Zircon Kernel IPC Limits

Introduction

The Zircon API is asynchronous for both sending and receiving. It requires that kernel buffers data on behalf of the senders until receivers can drain it. If the total rate of sending data is greater than the rate of reading the data over an extended period of time system can run out of kernel buffers to service even critical tasks.

The experience is that for asynchronous systems that (in very rare occasions) return error codes such as "try again", the application handling code is rarely correct; these paths are hard to test and hard to get right: in particular the simple treatment of retry in a loop converts an asynchronous service into a synchronous service, leading to livelocks and deadlocks.

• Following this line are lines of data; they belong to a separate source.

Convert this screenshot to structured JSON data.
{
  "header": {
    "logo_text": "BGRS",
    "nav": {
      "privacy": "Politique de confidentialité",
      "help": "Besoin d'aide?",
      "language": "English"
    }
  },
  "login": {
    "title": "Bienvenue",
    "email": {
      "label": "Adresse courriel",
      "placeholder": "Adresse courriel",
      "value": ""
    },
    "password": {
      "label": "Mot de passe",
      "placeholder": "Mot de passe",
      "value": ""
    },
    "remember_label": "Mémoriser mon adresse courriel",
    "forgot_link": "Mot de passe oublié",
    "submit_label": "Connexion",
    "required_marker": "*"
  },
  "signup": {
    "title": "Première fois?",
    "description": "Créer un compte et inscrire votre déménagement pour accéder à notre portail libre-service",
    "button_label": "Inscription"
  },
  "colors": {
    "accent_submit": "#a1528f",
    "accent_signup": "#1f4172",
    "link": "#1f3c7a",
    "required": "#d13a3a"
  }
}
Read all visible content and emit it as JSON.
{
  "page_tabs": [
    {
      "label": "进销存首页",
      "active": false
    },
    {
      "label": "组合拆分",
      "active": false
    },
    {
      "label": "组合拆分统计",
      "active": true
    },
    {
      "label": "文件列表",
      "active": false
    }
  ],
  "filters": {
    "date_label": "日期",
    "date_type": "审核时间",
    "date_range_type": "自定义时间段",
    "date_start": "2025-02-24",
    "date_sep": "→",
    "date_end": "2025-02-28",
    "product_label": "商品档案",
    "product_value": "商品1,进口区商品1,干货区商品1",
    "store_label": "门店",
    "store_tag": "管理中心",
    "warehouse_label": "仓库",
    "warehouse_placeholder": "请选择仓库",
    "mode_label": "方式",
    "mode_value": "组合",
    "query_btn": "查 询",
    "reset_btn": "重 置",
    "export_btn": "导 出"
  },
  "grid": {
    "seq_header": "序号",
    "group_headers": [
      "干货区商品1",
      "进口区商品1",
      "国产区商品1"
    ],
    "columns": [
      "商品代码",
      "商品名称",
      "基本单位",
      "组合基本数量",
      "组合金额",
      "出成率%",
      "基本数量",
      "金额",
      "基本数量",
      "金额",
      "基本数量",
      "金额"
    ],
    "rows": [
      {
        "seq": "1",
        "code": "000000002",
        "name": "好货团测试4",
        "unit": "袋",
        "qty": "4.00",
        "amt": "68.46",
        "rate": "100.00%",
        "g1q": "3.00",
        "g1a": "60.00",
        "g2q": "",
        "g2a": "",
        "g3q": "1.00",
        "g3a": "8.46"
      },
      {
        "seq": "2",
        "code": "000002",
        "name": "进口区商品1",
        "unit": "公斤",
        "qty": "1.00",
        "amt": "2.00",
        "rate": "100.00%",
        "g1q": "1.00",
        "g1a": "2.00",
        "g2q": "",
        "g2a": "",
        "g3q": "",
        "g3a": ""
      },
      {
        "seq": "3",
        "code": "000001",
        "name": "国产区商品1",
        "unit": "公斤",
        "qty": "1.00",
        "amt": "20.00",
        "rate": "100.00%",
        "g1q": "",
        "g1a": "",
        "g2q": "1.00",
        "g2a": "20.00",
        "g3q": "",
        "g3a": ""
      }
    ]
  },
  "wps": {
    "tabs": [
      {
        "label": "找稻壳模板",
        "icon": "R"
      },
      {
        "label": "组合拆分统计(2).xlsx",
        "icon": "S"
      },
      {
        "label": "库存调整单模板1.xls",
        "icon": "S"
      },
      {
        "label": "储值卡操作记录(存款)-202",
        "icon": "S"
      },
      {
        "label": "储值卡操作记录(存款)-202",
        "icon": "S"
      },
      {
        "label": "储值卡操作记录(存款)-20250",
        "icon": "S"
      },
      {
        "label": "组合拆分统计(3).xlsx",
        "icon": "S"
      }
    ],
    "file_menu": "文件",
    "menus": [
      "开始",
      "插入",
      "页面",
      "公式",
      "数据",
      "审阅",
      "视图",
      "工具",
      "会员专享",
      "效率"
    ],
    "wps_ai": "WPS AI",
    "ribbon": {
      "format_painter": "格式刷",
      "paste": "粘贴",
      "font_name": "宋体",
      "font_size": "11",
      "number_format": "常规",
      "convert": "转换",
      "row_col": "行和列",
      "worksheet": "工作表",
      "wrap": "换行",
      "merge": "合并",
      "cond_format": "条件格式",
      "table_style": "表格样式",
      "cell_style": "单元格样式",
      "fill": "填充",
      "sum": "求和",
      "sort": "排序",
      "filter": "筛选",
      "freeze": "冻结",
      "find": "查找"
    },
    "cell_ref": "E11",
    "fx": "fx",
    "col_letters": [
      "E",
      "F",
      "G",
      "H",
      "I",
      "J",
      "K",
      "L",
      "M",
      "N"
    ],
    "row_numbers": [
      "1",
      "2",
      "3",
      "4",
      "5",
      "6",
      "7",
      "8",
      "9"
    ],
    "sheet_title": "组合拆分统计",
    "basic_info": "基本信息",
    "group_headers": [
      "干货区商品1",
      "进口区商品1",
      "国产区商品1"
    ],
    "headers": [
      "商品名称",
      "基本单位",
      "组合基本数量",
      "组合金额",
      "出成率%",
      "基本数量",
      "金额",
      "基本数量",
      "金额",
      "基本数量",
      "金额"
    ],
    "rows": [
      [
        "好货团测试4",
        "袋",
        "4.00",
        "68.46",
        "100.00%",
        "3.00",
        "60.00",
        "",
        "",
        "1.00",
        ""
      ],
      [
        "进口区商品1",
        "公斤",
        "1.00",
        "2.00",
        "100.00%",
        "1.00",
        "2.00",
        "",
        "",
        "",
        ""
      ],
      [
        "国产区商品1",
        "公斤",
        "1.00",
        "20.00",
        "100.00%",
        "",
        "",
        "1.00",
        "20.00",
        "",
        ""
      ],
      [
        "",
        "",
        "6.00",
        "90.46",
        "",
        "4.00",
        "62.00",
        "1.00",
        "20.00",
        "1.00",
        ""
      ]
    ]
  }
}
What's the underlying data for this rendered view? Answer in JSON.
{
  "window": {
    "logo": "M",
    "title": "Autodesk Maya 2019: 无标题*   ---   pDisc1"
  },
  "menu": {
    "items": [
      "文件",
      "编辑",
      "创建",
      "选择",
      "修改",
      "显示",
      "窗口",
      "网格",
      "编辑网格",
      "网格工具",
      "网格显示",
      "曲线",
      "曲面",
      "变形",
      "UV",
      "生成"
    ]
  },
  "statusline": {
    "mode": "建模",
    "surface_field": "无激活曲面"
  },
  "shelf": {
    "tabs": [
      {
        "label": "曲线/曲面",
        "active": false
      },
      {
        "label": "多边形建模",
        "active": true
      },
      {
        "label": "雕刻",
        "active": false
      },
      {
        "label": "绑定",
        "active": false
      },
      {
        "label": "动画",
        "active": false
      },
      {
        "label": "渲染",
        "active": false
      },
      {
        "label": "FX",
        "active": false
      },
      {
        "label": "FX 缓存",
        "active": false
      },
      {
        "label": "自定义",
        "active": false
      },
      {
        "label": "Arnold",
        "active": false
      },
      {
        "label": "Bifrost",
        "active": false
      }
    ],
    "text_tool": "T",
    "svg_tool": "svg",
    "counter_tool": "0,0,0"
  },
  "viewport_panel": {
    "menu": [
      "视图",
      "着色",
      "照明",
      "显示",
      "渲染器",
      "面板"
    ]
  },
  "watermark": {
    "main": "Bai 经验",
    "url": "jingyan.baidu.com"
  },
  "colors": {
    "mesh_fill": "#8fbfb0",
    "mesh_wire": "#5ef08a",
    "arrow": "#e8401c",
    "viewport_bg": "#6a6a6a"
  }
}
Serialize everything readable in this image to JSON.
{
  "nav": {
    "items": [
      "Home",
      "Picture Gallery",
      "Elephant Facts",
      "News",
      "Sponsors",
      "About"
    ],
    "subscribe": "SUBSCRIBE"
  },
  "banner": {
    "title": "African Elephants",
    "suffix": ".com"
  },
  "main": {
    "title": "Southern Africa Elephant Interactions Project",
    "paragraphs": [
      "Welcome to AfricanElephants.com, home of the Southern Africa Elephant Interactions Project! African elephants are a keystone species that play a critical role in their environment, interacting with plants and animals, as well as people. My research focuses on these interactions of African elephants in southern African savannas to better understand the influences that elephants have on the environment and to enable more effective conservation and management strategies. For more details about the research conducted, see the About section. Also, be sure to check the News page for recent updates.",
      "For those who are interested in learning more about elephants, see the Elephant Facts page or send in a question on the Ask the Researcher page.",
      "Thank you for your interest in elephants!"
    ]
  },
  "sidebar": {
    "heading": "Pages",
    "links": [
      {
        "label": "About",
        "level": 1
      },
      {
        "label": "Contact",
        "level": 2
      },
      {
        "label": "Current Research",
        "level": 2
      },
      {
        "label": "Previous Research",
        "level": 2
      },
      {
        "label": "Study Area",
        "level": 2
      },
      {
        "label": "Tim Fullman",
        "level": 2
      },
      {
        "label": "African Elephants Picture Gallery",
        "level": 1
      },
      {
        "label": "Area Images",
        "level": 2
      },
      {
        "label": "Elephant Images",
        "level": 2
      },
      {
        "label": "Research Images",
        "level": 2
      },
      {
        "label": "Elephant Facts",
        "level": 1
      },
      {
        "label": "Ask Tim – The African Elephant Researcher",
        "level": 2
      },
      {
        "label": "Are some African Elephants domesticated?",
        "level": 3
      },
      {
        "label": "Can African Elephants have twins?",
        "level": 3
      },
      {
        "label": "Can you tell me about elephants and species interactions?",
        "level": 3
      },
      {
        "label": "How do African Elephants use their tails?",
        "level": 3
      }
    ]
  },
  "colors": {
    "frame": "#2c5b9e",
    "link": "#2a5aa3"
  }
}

Instead, when programming for Zircon, developers should assume that sending IPC messages at a reasonable rate in a healthy system always succeeds. The kernel in turn implements some limits on the amount of data it can buffer and when the limit is crossed, a policy exception is raised in the calling thread for the following syscalls:

The precise limits are enforced per each instance of a kernel object and are not disclosed in the form of constants to applications to prevent code from depending on these limits, which can be further modified by product-specific considerations.

It is not expected that the application or library handles the exception; in most cases the appropriate action so to let the exception propagate to the crash analysis service.

Strategies to Avoid IPC Limits

At a high level the main strategy is to equalize the rate of buffers being added and being drained from each pair of consume and producer. There are many possible schemes such as flow control, request/response, request-expiration, sidecar VMOs, etc. The most appropriate method depends on the nature of the service.